It wasn’t unheard of for some of my female bartenders to ask for a hand. Sometimes men got too friendly or couldn’t take a hint. But Kayla usually wasn’t shy about telling someone to back off.
“No,” she replied, jaw set. “I just don’t want to serve him.”
I followed her glare to a man at the end of the bar who looked vaguely familiar, like he’d been in a time or two, but I couldn’t place him. He looked like he was in his mid-thirties. Thin mustache, receding hairline, bland expression. The pale blue button-up was baggy on his slim frame, but the blond he was chatting up didn’t seem to mind.
“I got it,” I told Kayla and then made my way down the length of the bar.
I didn’t notice anything weird when I took their order. Then we got another rush of tourists, and I put the man and his date out of my mind, checking in occasionally to grab refills. At some point, the chair beside him emptied before the guy moved down to set his sights on a different blond.
After we announced last call, I started closing out tabs and running receipts for the stragglers to sign.
The name on the last card had me staring down at the blue plastic in my hand.
Daniel Jensen.
My gaze shot to the man. He had a different woman beside him now. Maybe the third or fourth one he’d chatted up tonight. His arm was on the back of her chair as he smiled and toyed with a strand of her honey-blond hair. It looked like he might be about to close the deal and be rewarded for his efforts.
My hand tightened around the credit card reflexively, and I scanned my memory from the last few months, recognizing that he’d been in more than a few times. Bartenders were good with recall. Repetition always helped, though. And this guy—Daniel Jensen—had been regular enough that my eyes narrowed now. I couldn’t remember much more than that. Always coming in alone, but rarely leaving that way.
He was picking up women in my bar and had been for a while.
I thought about Bonnie, weeks ago, curled up on my bathroom floor, crying over this man. I racked my brain but couldn’t recall if he’d been here on the prowl before that night.
Kayla walked up and started organizing her own stack of receipts.
“Is that him?” I confirmed quietly before clearing the roughness from my throat. “Bonnie’s husband?”
Kayla didn’t even bother glancing up. “Yeah, that’s Danny, her ex.”

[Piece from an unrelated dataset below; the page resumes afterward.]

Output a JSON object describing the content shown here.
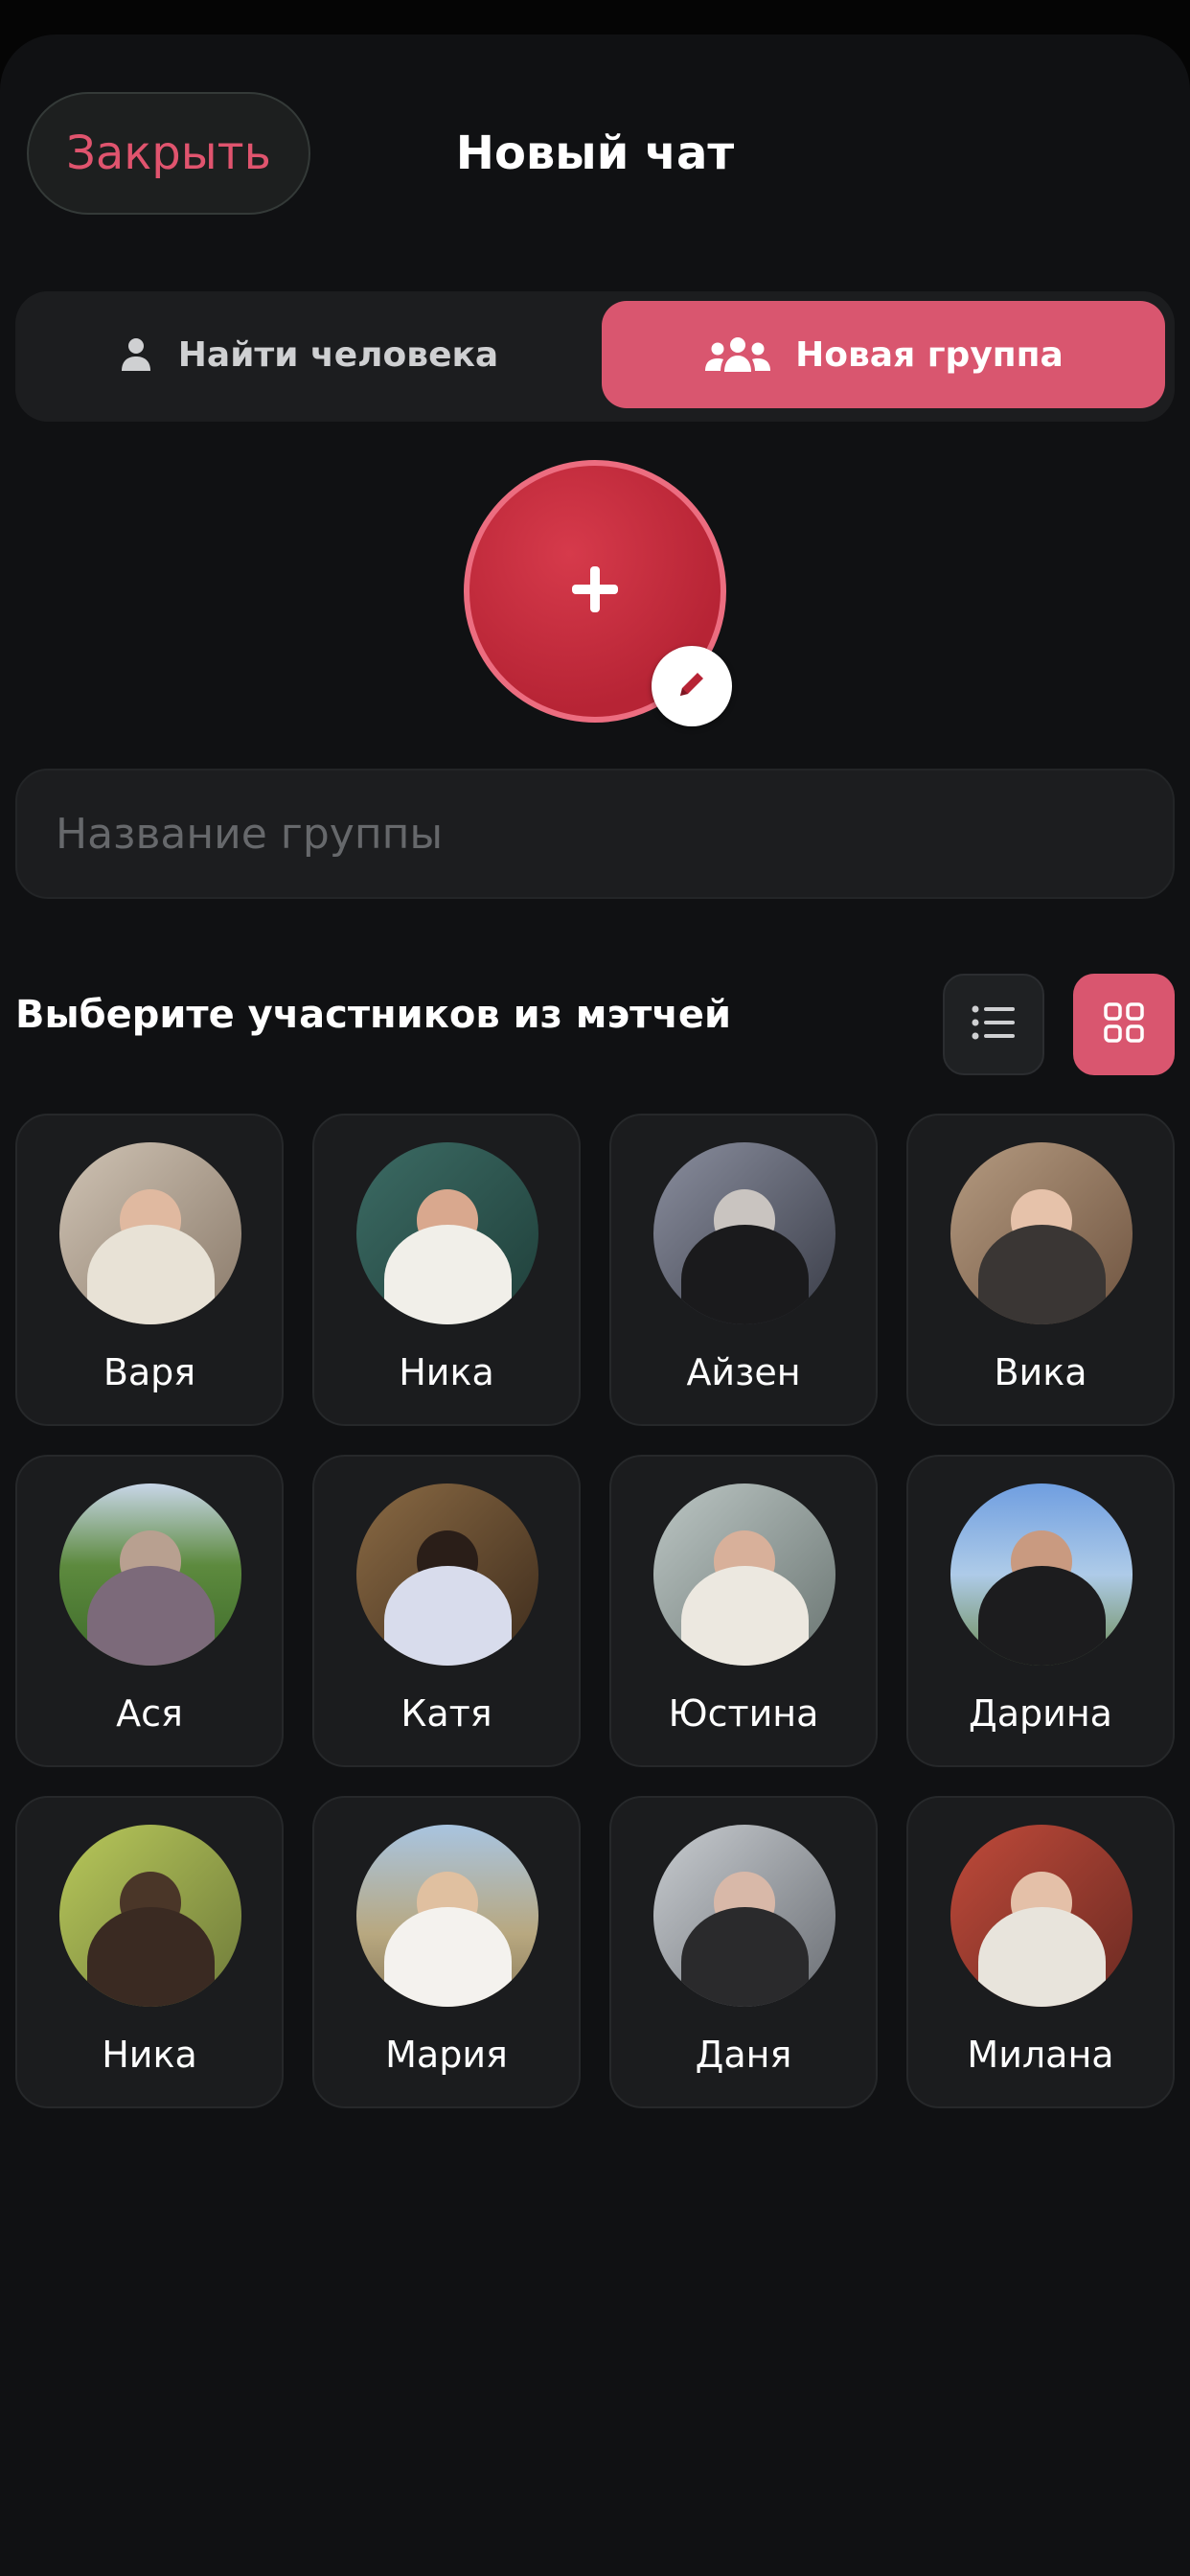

“And you didn’t want to serve him because . . . ?”
“Because he’s a dick,” she said without missing a beat.
Couldn’t argue with that. Everything I knew about him, I didn’t like either. And, honestly, I was fucking dumbfounded thathe’dbeen married toher. Bonnie could do so much better.
It wasn’t just the looks thing, because I knew Bonnie well enough to know that shit wouldn’t matter to her. But this guy, over there spouting cheesy lines, and trying—and failing—not to glance too often at some stranger’s chest, was the human equivalent of wilted lettuce. He was as uninteresting and bland as a mayonnaise sandwich.
Seriously, what the hell?
“How long were they together?” I found myself asking.
“Since high school,” Kayla replied. “Freshman year.”
“Jesus,” I breathed.
This was the guy she was so broken up over. The one she didn’t want to give up on, who she’d devoted half her life to.
She’d been so young. Probably hadn’t known any better or to hold out for someone who would have earned her love instead of claiming it for himself. I bet he’d never put forth any real effort because he’d known all along he’d landed someone loyal and devoted.
I slapped the credit card on the bar top with a little more force than necessary.
Danny straightened abruptly, peeling his eyes off the woman’s rack.
I wasn’t sure what expression I wore, but it must have been hard enough to have Danny standing and scrambling for his card, urging the woman beside him to stand as well.
Then I turned and walked into the kitchen to keep from telling him to get out and never come back. Luckily, by the time I finished going over the side work and running the last of the glasses through the industrial washer, Danny and the blond were gone.
I shook my head, wondering if the douchebag even realized he was picking up women who looked like his wife.